Entah mengapa terlalu banyak dari kita
mengeluh soal betapa tidak adilnya hidup yang diberikan Tuhan kepada kita?
Entah mengapa keluhan ini terdengar lebih gaung ketimbang gundah para pasangan
LDR ataupun beda agama yang menjadikan lagu “Peri
Cinta” sebagai mars kisah mereka. Kondisi tidak adil dalam hidup,
menjadikan orang-orang kini berpikir dunia pasti akan lebih baik jika keadilan
ditegakkan. Sebuah dongeng di mana keadilan adalah satu-satunya jawaban untuk
membuat dunia lebih baik bahkan memiliki kecenderungan sempurna.
Mengikat sama Putus. Menggantung sama tinggi. Mereka ingin sebuah tindakan
yang sepadan untuk sebuah tindakan—setiap hak dan kewajiban—tanpa ada
perbedaan. Menimbang sama berat, menyalahkan yang salah dan membenarkan yang
benar, mengembalikan hak yang empunya dan jangan berlaku zalim. Kondisi ideal
seperti ini yang membuat orang berpikir, jika dunia berdampingan dengan adil
maka akan membuatnya jauh lebih baik.
Situasi ini kian lama kian berubah
ketika mereka mulai dirugikan karena sebuah perihal sepele. Satu botol untuk
setiap orang terasa adil bagi panitia untuk tiap pelari dari berbagai negara.

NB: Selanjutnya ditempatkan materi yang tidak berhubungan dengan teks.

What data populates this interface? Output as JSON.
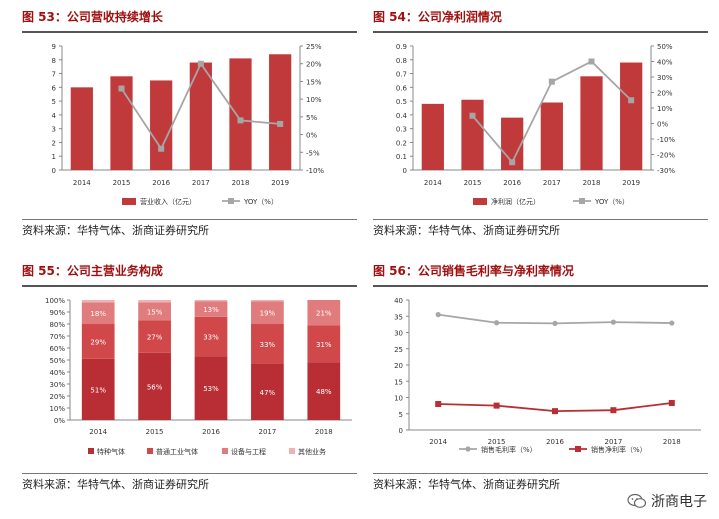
{
  "colors": {
    "bar": "#c0393b",
    "line": "#a6a6a6",
    "title": "#a01010",
    "seg1": "#b92e34",
    "seg2": "#d0484a",
    "seg3": "#e07c7d",
    "seg4": "#efb1b2"
  },
  "source_text": "资料来源：华特气体、浙商证券研究所",
  "watermark": "浙商电子",
  "chart_data": [
    {
      "title": "图 53：公司营收持续增长",
      "type": "bar",
      "categories": [
        "2014",
        "2015",
        "2016",
        "2017",
        "2018",
        "2019"
      ],
      "left_ticks": [
        "0",
        "1",
        "2",
        "3",
        "4",
        "5",
        "6",
        "7",
        "8",
        "9"
      ],
      "right_ticks": [
        "25%",
        "20%",
        "15%",
        "10%",
        "5%",
        "0%",
        "-5%",
        "-10%"
      ],
      "ylim": [
        0,
        9
      ],
      "y2lim": [
        -10,
        25
      ],
      "series": [
        {
          "name": "营业收入（亿元）",
          "type": "bar",
          "values": [
            6.0,
            6.8,
            6.5,
            7.8,
            8.1,
            8.4
          ]
        },
        {
          "name": "YOY（%）",
          "type": "line",
          "axis": "right",
          "values": [
            null,
            13,
            -4,
            20,
            4,
            3
          ]
        }
      ]
    },
    {
      "title": "图 54：公司净利润情况",
      "type": "bar",
      "categories": [
        "2014",
        "2015",
        "2016",
        "2017",
        "2018",
        "2019"
      ],
      "left_ticks": [
        "0",
        "0.1",
        "0.2",
        "0.3",
        "0.4",
        "0.5",
        "0.6",
        "0.7",
        "0.8",
        "0.9"
      ],
      "right_ticks": [
        "50%",
        "40%",
        "30%",
        "20%",
        "10%",
        "0%",
        "-10%",
        "-20%",
        "-30%"
      ],
      "ylim": [
        0,
        0.9
      ],
      "y2lim": [
        -30,
        50
      ],
      "series": [
        {
          "name": "净利润（亿元）",
          "type": "bar",
          "values": [
            0.48,
            0.51,
            0.38,
            0.49,
            0.68,
            0.78
          ]
        },
        {
          "name": "YOY（%）",
          "type": "line",
          "axis": "right",
          "values": [
            null,
            5,
            -25,
            27,
            40,
            15
          ]
        }
      ]
    },
    {
      "title": "图 55：公司主营业务构成",
      "type": "bar",
      "stacked": true,
      "categories": [
        "2014",
        "2015",
        "2016",
        "2017",
        "2018"
      ],
      "left_ticks": [
        "0%",
        "10%",
        "20%",
        "30%",
        "40%",
        "50%",
        "60%",
        "70%",
        "80%",
        "90%",
        "100%"
      ],
      "ylim": [
        0,
        100
      ],
      "series": [
        {
          "name": "特种气体",
          "values": [
            51,
            56,
            53,
            47,
            48
          ],
          "labels": [
            "51%",
            "56%",
            "53%",
            "47%",
            "48%"
          ]
        },
        {
          "name": "普通工业气体",
          "values": [
            29,
            27,
            33,
            33,
            31
          ],
          "labels": [
            "29%",
            "27%",
            "33%",
            "33%",
            "31%"
          ]
        },
        {
          "name": "设备与工程",
          "values": [
            18,
            15,
            13,
            19,
            21
          ],
          "labels": [
            "18%",
            "15%",
            "13%",
            "19%",
            "21%"
          ]
        },
        {
          "name": "其他业务",
          "values": [
            2,
            2,
            1,
            1,
            0
          ],
          "labels": [
            "",
            "",
            "",
            "",
            ""
          ]
        }
      ]
    },
    {
      "title": "图 56：公司销售毛利率与净利率情况",
      "type": "line",
      "categories": [
        "2014",
        "2015",
        "2016",
        "2017",
        "2018"
      ],
      "left_ticks": [
        "0",
        "5",
        "10",
        "15",
        "20",
        "25",
        "30",
        "35",
        "40"
      ],
      "ylim": [
        0,
        40
      ],
      "series": [
        {
          "name": "销售毛利率（%）",
          "values": [
            35.5,
            33,
            32.8,
            33.2,
            32.9
          ]
        },
        {
          "name": "销售净利率（%）",
          "values": [
            8,
            7.5,
            5.8,
            6.1,
            8.3
          ]
        }
      ]
    }
  ]
}
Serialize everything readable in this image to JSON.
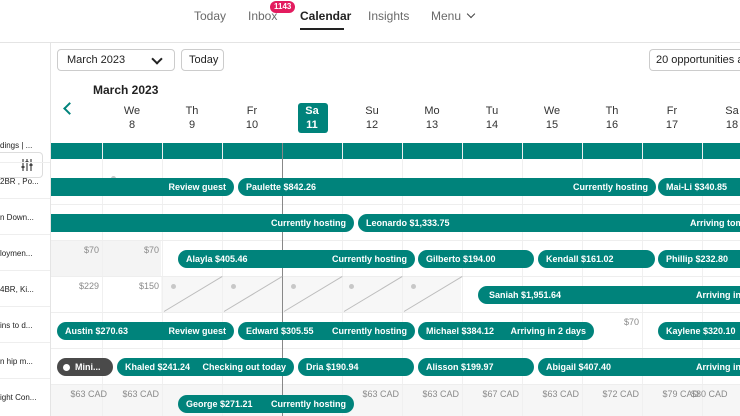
{
  "nav": {
    "today": "Today",
    "inbox": "Inbox",
    "inbox_badge": "1143",
    "calendar": "Calendar",
    "insights": "Insights",
    "menu": "Menu"
  },
  "toolbar": {
    "month_select": "March 2023",
    "today_button": "Today",
    "opportunities": "20 opportunities a"
  },
  "calendar": {
    "month_title": "March 2023",
    "days": [
      {
        "dow": "We",
        "num": "8"
      },
      {
        "dow": "Th",
        "num": "9"
      },
      {
        "dow": "Fr",
        "num": "10"
      },
      {
        "dow": "Sa",
        "num": "11"
      },
      {
        "dow": "Su",
        "num": "12"
      },
      {
        "dow": "Mo",
        "num": "13"
      },
      {
        "dow": "Tu",
        "num": "14"
      },
      {
        "dow": "We",
        "num": "15"
      },
      {
        "dow": "Th",
        "num": "16"
      },
      {
        "dow": "Fr",
        "num": "17"
      },
      {
        "dow": "Sa",
        "num": "18"
      }
    ]
  },
  "listings": [
    "dings | ...",
    "2BR , Po...",
    "n Down...",
    "loymen...",
    "4BR, Ki...",
    "ins to d...",
    "n hip m...",
    "ight Con..."
  ],
  "prices": {
    "r3_a": "$70",
    "r3_b": "$70",
    "r4_a": "$229",
    "r4_b": "$150",
    "r5_a": "$70",
    "r7_a": "$63 CAD",
    "r7_b": "$63 CAD",
    "r7_c": "$63 CAD",
    "r7_d": "$63 CAD",
    "r7_e": "$67 CAD",
    "r7_f": "$63 CAD",
    "r7_g": "$72 CAD",
    "r7_h": "$79 CAD",
    "r7_i": "$80 CAD"
  },
  "bookings": {
    "row1": {
      "review": "Review guest",
      "paulette": "Paulette  $842.26",
      "paulette_status": "Currently hosting",
      "maili": "Mai-Li  $340.85"
    },
    "row2": {
      "hosting": "Currently hosting",
      "leonardo": "Leonardo  $1,333.75",
      "arriving": "Arriving tom"
    },
    "row3": {
      "alayla": "Alayla  $405.46",
      "alayla_status": "Currently hosting",
      "gilberto": "Gilberto  $194.00",
      "kendall": "Kendall  $161.02",
      "phillip": "Phillip  $232.80"
    },
    "row4": {
      "saniah": "Saniah  $1,951.64",
      "arriving": "Arriving in"
    },
    "row5": {
      "austin": "Austin  $270.63",
      "review": "Review guest",
      "edward": "Edward  $305.55",
      "edward_status": "Currently hosting",
      "michael": "Michael  $384.12",
      "michael_status": "Arriving in 2 days",
      "kaylene": "Kaylene  $320.10"
    },
    "row6": {
      "mini": "Mini...",
      "khaled": "Khaled  $241.24",
      "khaled_status": "Checking out today",
      "dria": "Dria  $190.94",
      "alisson": "Alisson  $199.97",
      "abigail": "Abigail  $407.40",
      "arriving": "Arriving in"
    },
    "row7": {
      "george": "George  $271.21",
      "george_status": "Currently hosting"
    }
  },
  "colors": {
    "accent": "#00837b",
    "badge": "#e31c5f"
  }
}
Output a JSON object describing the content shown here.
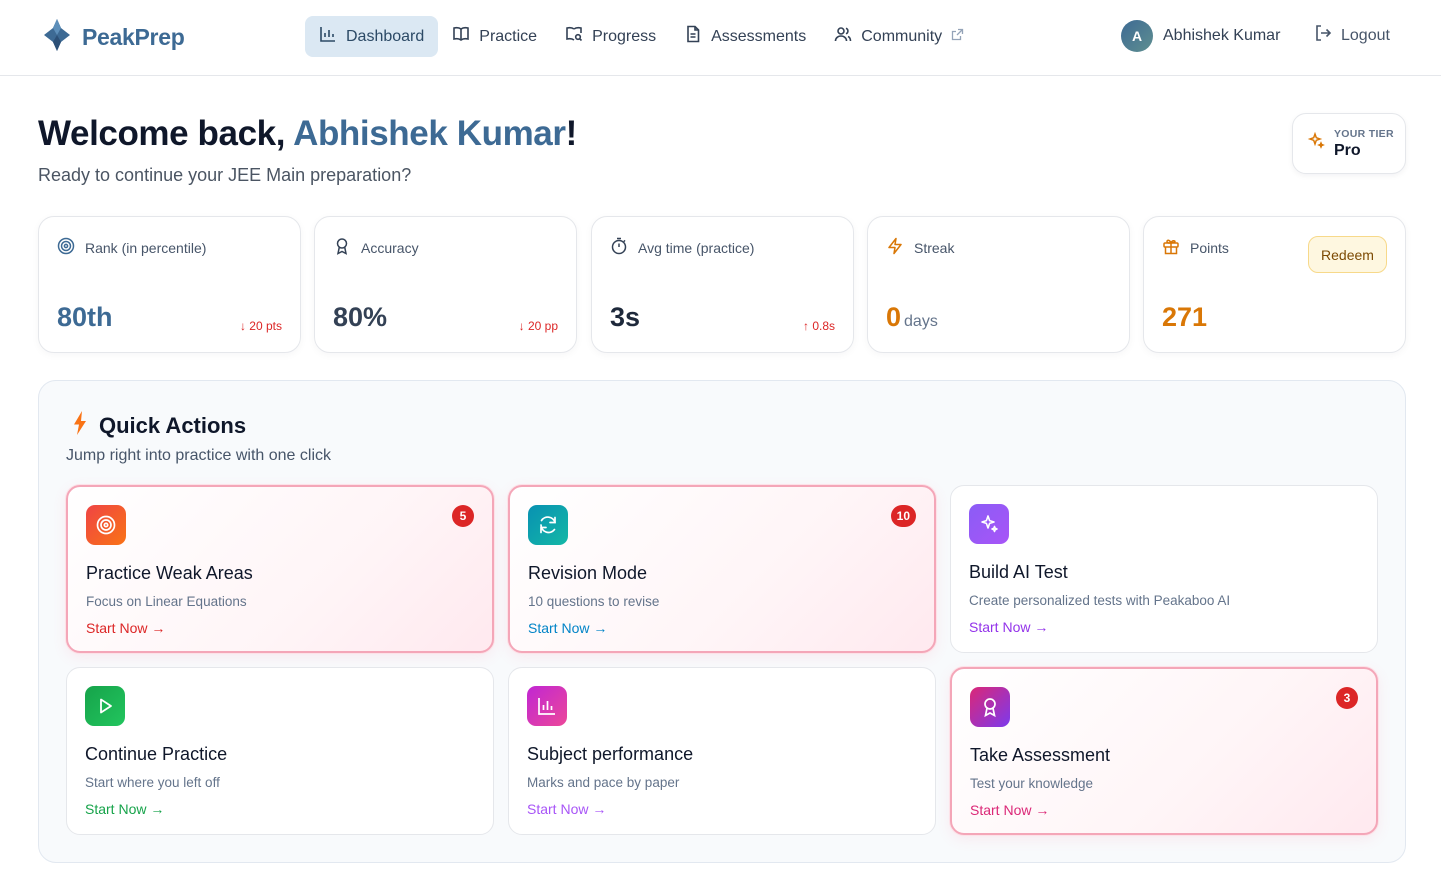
{
  "header": {
    "brand": "PeakPrep",
    "nav": [
      {
        "label": "Dashboard",
        "icon": "bar-chart-icon",
        "active": true
      },
      {
        "label": "Practice",
        "icon": "book-open-icon"
      },
      {
        "label": "Progress",
        "icon": "book-search-icon"
      },
      {
        "label": "Assessments",
        "icon": "document-icon"
      },
      {
        "label": "Community",
        "icon": "users-icon",
        "external": true
      }
    ],
    "user": {
      "initial": "A",
      "name": "Abhishek Kumar"
    },
    "logout": "Logout"
  },
  "welcome": {
    "prefix": "Welcome back, ",
    "name": "Abhishek Kumar",
    "suffix": "!",
    "subtitle": "Ready to continue your JEE Main preparation?"
  },
  "tier": {
    "label": "YOUR TIER",
    "value": "Pro"
  },
  "stats": [
    {
      "label": "Rank (in percentile)",
      "icon": "target-icon",
      "value": "80th",
      "delta": "↓ 20 pts",
      "delta_color": "#dc2626"
    },
    {
      "label": "Accuracy",
      "icon": "award-icon",
      "value": "80%",
      "delta": "↓ 20 pp",
      "delta_color": "#dc2626"
    },
    {
      "label": "Avg time (practice)",
      "icon": "timer-icon",
      "value": "3s",
      "delta": "↑ 0.8s",
      "delta_color": "#dc2626"
    },
    {
      "label": "Streak",
      "icon": "zap-icon",
      "value": "0",
      "unit": "days"
    },
    {
      "label": "Points",
      "icon": "gift-icon",
      "value": "271",
      "action": "Redeem"
    }
  ],
  "quick_actions": {
    "title": "Quick Actions",
    "subtitle": "Jump right into practice with one click",
    "cards": [
      {
        "title": "Practice Weak Areas",
        "desc": "Focus on Linear Equations",
        "link": "Start Now →",
        "badge": "5",
        "icon": "target-icon",
        "link_color": "#dc2626"
      },
      {
        "title": "Revision Mode",
        "desc": "10 questions to revise",
        "link": "Start Now →",
        "badge": "10",
        "icon": "refresh-icon",
        "link_color": "#0284c7"
      },
      {
        "title": "Build AI Test",
        "desc": "Create personalized tests with Peakaboo AI",
        "link": "Start Now →",
        "icon": "sparkles-icon",
        "link_color": "#9333ea"
      },
      {
        "title": "Continue Practice",
        "desc": "Start where you left off",
        "link": "Start Now →",
        "icon": "play-icon",
        "link_color": "#16a34a"
      },
      {
        "title": "Subject performance",
        "desc": "Marks and pace by paper",
        "link": "Start Now →",
        "icon": "bar-chart-icon",
        "link_color": "#a855f7"
      },
      {
        "title": "Take Assessment",
        "desc": "Test your knowledge",
        "link": "Start Now →",
        "badge": "3",
        "icon": "award-icon",
        "link_color": "#db2777"
      }
    ]
  },
  "colors": {
    "brand": "#3d6a94",
    "accent_orange": "#d97706",
    "alert_red": "#dc2626"
  }
}
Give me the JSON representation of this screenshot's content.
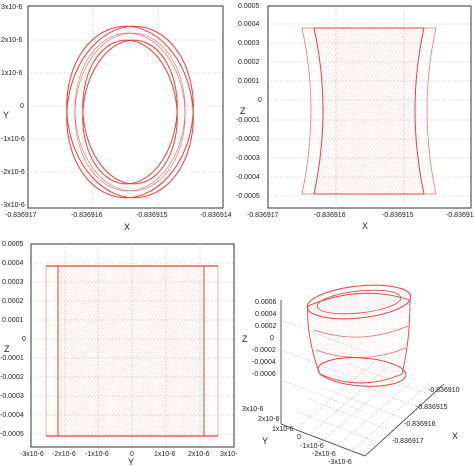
{
  "accent_color": "#e8403f",
  "chart_data": [
    {
      "type": "line",
      "x_label": "X",
      "y_label": "Y",
      "x_ticks": [
        "-0.836917",
        "-0.836916",
        "-0.836915",
        "-0.836914"
      ],
      "y_ticks": [
        "3x10-6",
        "2x10-6",
        "1x10-6",
        "0",
        "-1x10-6",
        "-2x10-6",
        "-3x10-6"
      ],
      "xlim": [
        -0.836917,
        -0.836914
      ],
      "ylim": [
        -3e-06,
        3e-06
      ],
      "grid": true,
      "shape": "nested tilted ellipses (orbit projection)"
    },
    {
      "type": "line",
      "x_label": "X",
      "y_label": "Z",
      "x_ticks": [
        "-0.836917",
        "-0.836916",
        "-0.836915",
        "-0.83691"
      ],
      "y_ticks": [
        "0.0005",
        "0.0004",
        "0.0003",
        "0.0002",
        "0.0001",
        "0",
        "-0.0001",
        "-0.0002",
        "-0.0003",
        "-0.0004",
        "-0.0005"
      ],
      "xlim": [
        -0.836917,
        -0.836914
      ],
      "ylim": [
        -0.0005,
        0.0005
      ],
      "grid": true,
      "shape": "curved band"
    },
    {
      "type": "line",
      "x_label": "Y",
      "y_label": "Z",
      "x_ticks": [
        "-3x10-6",
        "-2x10-6",
        "-1x10-6",
        "0",
        "1x10-6",
        "2x10-6",
        "3x10-"
      ],
      "y_ticks": [
        "0.0005",
        "0.0004",
        "0.0003",
        "0.0002",
        "0.0001",
        "0",
        "-0.0001",
        "-0.0002",
        "-0.0003",
        "-0.0004",
        "-0.0005"
      ],
      "xlim": [
        -3e-06,
        3e-06
      ],
      "ylim": [
        -0.0005,
        0.0005
      ],
      "grid": true,
      "shape": "rectangular band"
    },
    {
      "type": "line",
      "x_label": "X",
      "y_label": "Y",
      "z_label": "Z",
      "x_ticks": [
        "-0.836910",
        "-0.836915",
        "-0.836916",
        "-0.836917"
      ],
      "y_ticks": [
        "3x10-6",
        "2x10-6",
        "1x10-6",
        "0",
        "-1x10-6",
        "-2x10-6",
        "-3x10-6"
      ],
      "z_ticks": [
        "0.0006",
        "0.0004",
        "0.0002",
        "0",
        "-0.0002",
        "-0.0004",
        "-0.0006"
      ],
      "projection": "3d",
      "grid": true,
      "shape": "tilted cylinder"
    }
  ]
}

Namun tidak bagi pelari Rusia untuk berlomba lari di Arab Saudi. Dunia yang
benar-benar adil sangat tidak menyenangkan. Tidak ada cukup ruang untuk
berpikir dan toleransi untuk setiap akibat dari beragam sebab. Itu sebabnya
sampai kapan pun, dunia pun tidak perlu repot-repot untuk menegakkan keadilan
tanpa berimbang dengan tumbuhnya kasih sayang. Ingat bahwa kita tumbuh dan
besar di dunia ini karena keadilan yang sama untuk diizinkan hidup dan kasih
sayang dari orang tua.
Dalam urusan ini, dunia perlu menengadahkan
kepalanya dan melihat Indonesia. Sebuah negara yang tumbuh dengan getaran
perasaan ujar Soekarno. Dalam urusan kamar tidur di dunia, mereka menciptakan
bantal untuk membuat kepala merasa adil dan tidak iri kepada badan soal
kenyamanan beristirahat. Di setiap tempat tidur di Indonesia, negara ini
menciptakan bantal sebagai kalang hulu ditambah bantal kecil berbentuk bulat
panjang yang dinamakan guling untuk menyalurkan sebuah pelukan hangat untuk
sebuah kasih sayang.
Hidup tidak akan selalu adil. Kita
harus menyadari bahwa kemenangan perlombaan tidak selalu untuk yang tercepat,
dan keunggulan perjuangan bukan untuk yang kuat. Orang tercepat tidak selalu
memenangkan pertandingan, bahkan orang yang terkuat dalam pertempuran, dan orang
bijaksana tidak menutup kemungkinan untuk miskin dan malang, dan orang yang
penuh ide kreatif dan terampil tidak selalu terkenal. Namun tentu tidak pantas
untuk dikeluhkan terutama melayangkan kepada Tuhan—meragukan kebesaran akan
rencana Sang Sutradara.
Kekakuan dunia ini jika benar-benar
adil tidak serta merta membuat para penghuninya mengabaikan keadilan. Keadilan
yang dibutuhkan dunia ini adalah kondisi adil yang tidak akan pernah berpaling
dan menyimpang dari kebenaran, seperti ikat pinggang yang tetap terikat pada
pinggang namun berdampingan dengan kasih sayang yang memiliki lubang untuk
sebuah kelonggaran. Tahu kapan ikat pinggang harus dikencangkan. Tahu kapan renggangan
ikatan harus dilonggarkan.
Keadilan adalah bagaimana kita
menempatkan sesuatu sesuai dengan kondisi dan kadar dan porsinya. Dunia butuh
keadilan yang seperti itu—tidak kaku, terus dinamis dengan dasar toleransi, beriringan
dengan kasih—namun tak mengurangi esensi sebuah keadilan. Bukankah Tuhan, Sang
pencipta dunia dan pengatur kehidupan ini juga dalam Maha adil-Nya selalu
berdampingan dengan Maha kasih-Nya? Saya hanya takut jika para pengeluh di atas
mengaung menuntut keadilan di dunia dan melupakan Tuhan yang penuh dengan kasih
sayang, seberapa banyak dari mereka yang melakukan kesalahan lantas segera
dihukum oleh Tuhan lewat jatuhan bantal guling raksasa dari langit, misalnya?